As we start developing services to be hosted in a cloud like system, things change in how you manage your service. What happens when an error occur on a remote system? Can you log on to the system to collect all necessary information to correct the error in your development code? How will you notice when an error occur?

On a cloud based system you many times wont be able to log on to the remote server. Accessing the error logs might not be possible. You might not notice an error that occurs on a remote server because there is no monitoring setup.

Previously when an error occurred in the hosting environment we had to find out which server to log on to, and then dig through the different servers until we find the error in a log somewhere. This process might take minutes or hours, increasing the time it takes to fix the problem even when debugging.

In RemoteX Applications REST-service I recently added an endpoint where you directly in the API can access all errors that occurred in the service.
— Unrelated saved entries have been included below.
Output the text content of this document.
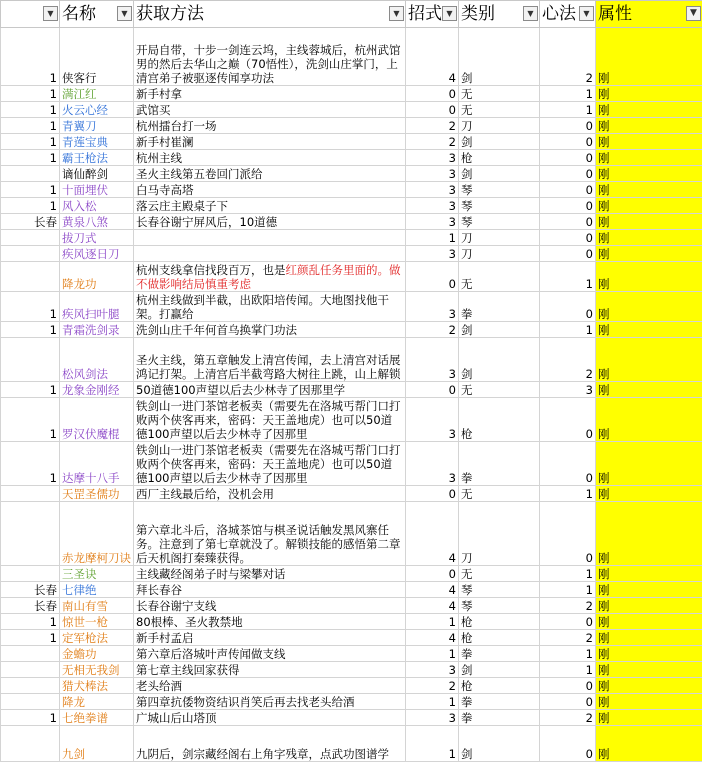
▼	名称 ▼	获取方法 ▼	招式 ▼	类别 ▼	心法 ▼	属性 ▼

1	侠客行	开局自带，十步一剑连云坞，主线蓉城后，杭州武馆男的然后去华山之巅（70悟性），洗剑山庄掌门，上清宫弟子被驱逐传闻享功法	4	剑	2	刚
1	满江红	新手村拿	0	无	1	刚
1	火云心经	武馆买	0	无	1	刚
1	青翼刀	杭州擂台打一场	2	刀	0	刚
1	青莲宝典	新手村崔澜	2	剑	0	刚
1	霸王枪法	杭州主线	3	枪	0	刚
	谪仙醉剑	圣火主线第五卷回门派给	3	剑	0	刚
1	十面埋伏	白马寺高塔	3	琴	0	刚
1	风入松	落云庄主殿桌子下	3	琴	0	刚
长春	黄泉八煞	长春谷谢宁屏风后，10道德	3	琴	0	刚
	拔刀式		1	刀	0	刚
	疾风逐日刀		3	刀	0	刚
	降龙功	杭州支线拿信找段百万，也是红颜乱任务里面的。做不做影响结局慎重考虑	0	无	1	刚
1	疾风扫叶腿	杭州主线做到半截，出欧阳培传闻。大地图找他干架。打赢给	3	拳	0	刚
1	青霜洗剑录	洗剑山庄千年何首乌换掌门功法	2	剑	1	刚
	松风剑法	圣火主线，第五章触发上清宫传闻，去上清宫对话展鸿记打架。上清宫后半截弯路大树往上跳，山上解锁	3	剑	2	刚
1	龙象金刚经	50道德100声望以后去少林寺了因那里学	0	无	3	刚
1	罗汉伏魔棍	铁剑山一进门茶馆老板卖（需要先在洛城丐帮门口打败两个侠客再来，密码：天王盖地虎）也可以50道德100声望以后去少林寺了因那里	3	枪	0	刚
1	达摩十八手	铁剑山一进门茶馆老板卖（需要先在洛城丐帮门口打败两个侠客再来，密码：天王盖地虎）也可以50道德100声望以后去少林寺了因那里	3	拳	0	刚
	天罡圣儒功	西厂主线最后给，没机会用	0	无	1	刚
	赤龙摩柯刀诀	第六章北斗后，洛城茶馆与棋圣说话触发黑风寨任务。注意到了第七章就没了。解锁技能的感悟第二章后天机阁打秦臻获得。	4	刀	0	刚
	三圣诀	主线藏经阁弟子时与梁攀对话	0	无	1	刚
长春	七律绝	拜长春谷	4	琴	1	刚
长春	南山有雪	长春谷谢宁支线	4	琴	2	刚
1	惊世一枪	80根棒、圣火教禁地	1	枪	0	刚
1	定军枪法	新手村孟启	4	枪	2	刚
	金蟾功	第六章后洛城叶声传闻做支线	1	拳	1	刚
	无相无我剑	第七章主线回家获得	3	剑	1	刚
	猎犬棒法	老头给酒	2	枪	0	刚
	降龙	第四章抗倭物资结识肖笑后再去找老头给酒	1	拳	0	刚
1	七绝拳谱	广城山后山塔顶	3	拳	2	刚
	九剑	九阴后，剑宗藏经阁右上角字残章，点武功图谱学	1	剑	0	刚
The goal is to have an empty list, and having this endpoint makes it very easy to directly get information regarding what went wrong on the remote server.

In fact the endpoint was added in an effort to identify a service bug that occurred in our staging environment, but only occurred occasionally. I needed a log. The inspiration came from Google AppEngine where you in the Application Dashboard see which paths causes errors in the hosted application and how often.

Now all we have to do is log into the API and ask it, what went wrong? It will tell us if anything has gone wrong, on which path and which HTTP verb was used. It will even give us a stack trace. Now some might say that you don’t want to display stack traces since it might give hints to how your application is designed. But in this case the benefit far outweighs the drawbacks. Remember the goal in the end is to have an empty error list.

The endpoint is implemented in such a way that we can ask the API “if has anything gone wrong since last we asked”? Which allows us to effectively build a monitoring service that will ask our installations every once in a while, “are you ok?”

Other solutions

There are other solutions to this which I do quite like as well. We have EQATEC Analytics which we at RemoteX use for our client applications. And there is Exceptioneer, which we have used for certain web-services in the past.

They both provide you with a way to collect errors and analyze them. Exceptioneer sends you an email when a new type of error occurs which is nice for monitoring purposes. However as far as I can tell none of them allow you to collect the raw data from a web-service. Something that could be quite useful if you want to combine the data with data from other services, or just create mash-up dashboards.

All this of course is to shorten the feedback loop should an error occur. It’s very useful during testing as well, since the applications will report any issues that occurred during testing helping to narrow down the root cause. With this in place you can focus more on code correction and delivery.